Sabemos que o futuro professor de Artes Visuais deve se apropriar de questões teóricas e práticas para que, após ter assimilado muitos conhecimentos distintos, possa trazer para sua futura prática educativa, já na qualidade de professor licenciado, conceitos sobre a Arte e seu Ensino, de forma a propiciar a seus alunos interações artísticas e culturais adequadas às necessidades que estes venham a apresentar. Para tanto, entendemos que os futuros professores, agora estagiários, devem estruturar seus conhecimentos não apenas nas questões abordadas e discutidas em sala de aula, mas também em processos educacionais práticos com os quais só poderiam se relacionar a partir de conceitos obtidos em momentos da prática enquanto estagiários.

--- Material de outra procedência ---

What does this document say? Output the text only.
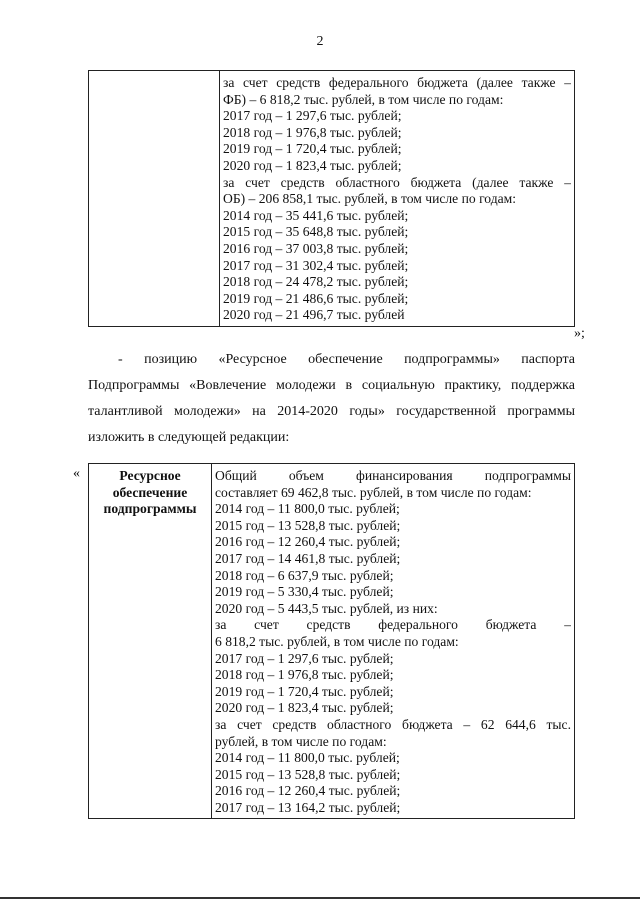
2

за счет средств федерального бюджета (далее также –
ФБ) – 6 818,2 тыс. рублей, в том числе по годам:
2017 год – 1 297,6 тыс. рублей;
2018 год – 1 976,8 тыс. рублей;
2019 год – 1 720,4 тыс. рублей;
2020 год – 1 823,4 тыс. рублей;
за счет средств областного бюджета (далее также –
ОБ) – 206 858,1 тыс. рублей, в том числе по годам:
2014 год – 35 441,6 тыс. рублей;
2015 год – 35 648,8 тыс. рублей;
2016 год – 37 003,8 тыс. рублей;
2017 год – 31 302,4 тыс. рублей;
2018 год – 24 478,2 тыс. рублей;
2019 год – 21 486,6 тыс. рублей;
2020 год – 21 496,7 тыс. рублей
»;
- позицию «Ресурсное обеспечение подпрограммы» паспорта
Подпрограммы «Вовлечение молодежи в социальную практику, поддержка
талантливой молодежи» на 2014-2020 годы» государственной программы
изложить в следующей редакции:
«	Ресурсное
обеспечение
подпрограммы

Общий объем финансирования подпрограммы
составляет 69 462,8 тыс. рублей, в том числе по годам:
2014 год – 11 800,0 тыс. рублей;
2015 год – 13 528,8 тыс. рублей;
2016 год – 12 260,4 тыс. рублей;
2017 год – 14 461,8 тыс. рублей;
2018 год – 6 637,9 тыс. рублей;
2019 год – 5 330,4 тыс. рублей;
2020 год – 5 443,5 тыс. рублей, из них:
за счет средств федерального бюджета –
6 818,2 тыс. рублей, в том числе по годам:
2017 год – 1 297,6 тыс. рублей;
2018 год – 1 976,8 тыс. рублей;
2019 год – 1 720,4 тыс. рублей;
2020 год – 1 823,4 тыс. рублей;
за счет средств областного бюджета – 62 644,6 тыс.
рублей, в том числе по годам:
2014 год – 11 800,0 тыс. рублей;
2015 год – 13 528,8 тыс. рублей;
2016 год – 12 260,4 тыс. рублей;
2017 год – 13 164,2 тыс. рублей;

Entendemos que o estágio se configura como um campo de conhecimento, o que significa atribuir-lhe um estatuto epistemológico que supera sua tradicional redução à atividade prática instrumental. Como campo de conhecimento, o estágio se produz na interação dos cursos de formação como campo social, no qual se desenvolvem as práticas educativas.

(ALMEIDA; PIMENTA, 2014ALMEIDA, M. I.; PIMENTA, S. G. (orgs.). Estágios supervisionados na formação docente: educação básica e educação de jovens e adultos. São Paulo: Cortez, 2014., p. 9)

A educação não formal é caracterizada quando procuramos atender a objetivos de aprendizagem fora dos ambientes escolares formais, sendo que essa atividade deve ser organizada planejada e sistematizada de forma a permitir a aquisição de conhecimentos através de ações pedagógicas que acontecem fora dos limites da escola. Assim ocorre a interação entre formas do saber que são adquiridas na escola com outras formas de saber que são possíveis em ambientes onde a educação e a cultura podem se fazer presentes, já que a escola formal não é o único ambiente em que a educação pode ocorrer.

O que deve ser enfatizado é que o estágio busca complementar os estudos acadêmicos e proporcionar experiências de trabalho do mundo atual, para que os futuros professores possam desenvolver seu trabalho docente de maneira assertiva desde o início de sua vida profissional. Também se deve levar em conta que as escolas e outros espaços de educação não formal que receberem os estagiários podem ser beneficiadas com a aplicação de metodologias e atividades por vezes inovadoras e não usuais, o que pode levar a atualizações para os professores de carreira inseridos no mercado de trabalho.

O estágio, antes de mais nada, deve ser compreendido como um local de partilha, onde alunos, supervisores e orientadores de estágio compartilham as boas práticas, então o trabalho que é desenvolvido de forma colaborativa passa a ser um marcador para a trajetória dos acadêmicos.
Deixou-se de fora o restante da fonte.